C'est au crédit deIt: Chapter Two que la suite incorpore une grande partie des éléments les plus étranges du roman, les présentant complètement directement et rendant l'histoire déjà étrange d'un clown tueur métamorphe encore plus étrange cette fois-ci. Bien que les deuxIlles films laissent beaucoup d'éléments plus bizarres de l'histoire de King hors de l'adaptation, il est admirable à quel point la merde ringarde le film s'engage à entrer, surtout quand il ne le fait pasvraiment besoin d'expliquer trop sur ce qui se passe à Derry du tout. Une fois que le film commence à traverser des choses étranges comme le rituel de Chüd et sa vraie forme en tant que Deadlights cosmiques, vous savez que vous regardez un film avec un fanfaron de genre goofball. C'est une histoire qui vous fait confiance pour rester avec elle à chaque tour étrange, jusqu'à et y compris la partie où les perdants tuent Pennywise en blessant simplement ses sentiments.

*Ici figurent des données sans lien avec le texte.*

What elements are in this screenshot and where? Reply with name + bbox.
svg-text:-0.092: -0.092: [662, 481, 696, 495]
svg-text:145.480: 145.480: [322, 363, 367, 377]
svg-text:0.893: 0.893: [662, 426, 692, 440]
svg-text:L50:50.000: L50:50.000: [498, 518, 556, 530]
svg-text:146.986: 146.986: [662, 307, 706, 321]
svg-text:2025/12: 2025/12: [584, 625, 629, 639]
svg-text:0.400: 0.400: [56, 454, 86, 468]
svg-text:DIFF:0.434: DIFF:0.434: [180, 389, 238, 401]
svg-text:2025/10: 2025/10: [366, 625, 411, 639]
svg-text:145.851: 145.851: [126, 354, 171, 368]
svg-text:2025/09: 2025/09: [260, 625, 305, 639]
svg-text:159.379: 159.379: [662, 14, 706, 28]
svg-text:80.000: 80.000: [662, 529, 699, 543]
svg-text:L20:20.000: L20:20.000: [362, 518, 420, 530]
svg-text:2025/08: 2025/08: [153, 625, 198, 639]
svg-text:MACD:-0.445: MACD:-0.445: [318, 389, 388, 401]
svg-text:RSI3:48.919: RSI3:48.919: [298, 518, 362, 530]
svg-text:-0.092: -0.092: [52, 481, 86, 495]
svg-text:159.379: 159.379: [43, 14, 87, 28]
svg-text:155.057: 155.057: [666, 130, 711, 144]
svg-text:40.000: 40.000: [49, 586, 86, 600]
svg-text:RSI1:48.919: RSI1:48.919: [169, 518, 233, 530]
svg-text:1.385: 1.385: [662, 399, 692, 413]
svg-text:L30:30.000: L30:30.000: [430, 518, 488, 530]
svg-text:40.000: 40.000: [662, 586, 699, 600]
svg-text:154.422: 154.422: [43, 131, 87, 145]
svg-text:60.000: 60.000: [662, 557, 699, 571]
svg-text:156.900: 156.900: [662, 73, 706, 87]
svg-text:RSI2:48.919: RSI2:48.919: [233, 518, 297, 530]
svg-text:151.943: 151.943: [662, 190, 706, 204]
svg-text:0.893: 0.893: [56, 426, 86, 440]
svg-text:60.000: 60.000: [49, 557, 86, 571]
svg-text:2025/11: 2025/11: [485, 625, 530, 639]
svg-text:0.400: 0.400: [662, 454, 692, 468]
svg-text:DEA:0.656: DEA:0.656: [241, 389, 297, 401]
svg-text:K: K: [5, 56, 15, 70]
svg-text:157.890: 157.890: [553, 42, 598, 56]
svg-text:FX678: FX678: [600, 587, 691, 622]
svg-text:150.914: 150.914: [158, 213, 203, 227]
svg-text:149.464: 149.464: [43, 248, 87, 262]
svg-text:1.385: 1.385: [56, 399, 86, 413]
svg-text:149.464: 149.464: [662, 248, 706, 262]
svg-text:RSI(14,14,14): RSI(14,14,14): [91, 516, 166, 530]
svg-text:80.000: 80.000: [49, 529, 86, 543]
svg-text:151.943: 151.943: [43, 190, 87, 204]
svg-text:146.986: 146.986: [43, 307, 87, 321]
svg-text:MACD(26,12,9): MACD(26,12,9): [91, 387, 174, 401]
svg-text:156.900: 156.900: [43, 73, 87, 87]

Pire: ce qu'il a laissé de côté

Bien queIt: Chapter Twoest prêt à aller dans des endroits étranges en ce qui concerne ses origines cosmiques anciennes, le film ne va pas exactement de porc avec tout ce que le livre a à offrir. Et nous ne parlons pas seulement de la tortue spatiale Maturin ou sa position éternelle en tant que force du bien contre le mal. Non, il y a beaucoup d'autres aspects de l'histoire du roman épais de King qui ne jouent pas beaucoup ici, de la façon dont la simple présence d'Il est impliquée pour faire ressortir le mal chez les résidents de Derry, à la vie plus large du Losers adultes, dont les proches jouent plus dans la résolution de l'histoire du livre que le film ne veut en parler. Un autre fil inexploré est la façon dont tous les perdants ont grandi pour réussir après avoir quitté Derry, à la seule exception de Mike, qui a gardé ses souvenirs tout en manquant de richesse matérielle.

Une autre perte notable est le scénario instantanément abandonné du mari violent de l'adulte Bev, qui reçoit une scène pour être un méchant avant de s'enfuir. Cet aspect entier de sa vie et de son caractère reste totalement irrésolu, et cela témoigne d'un manque général de narration thématique dansSes deuxième tranche. Si le premier film portait sur l'enfance et la perte de l'innocence, le deuxième film parle de ... quoi, exactement? Pour toute sa longueur et son éclat,It: Chapter Two n'est pas vraiment autre chose que de tuer ce clown.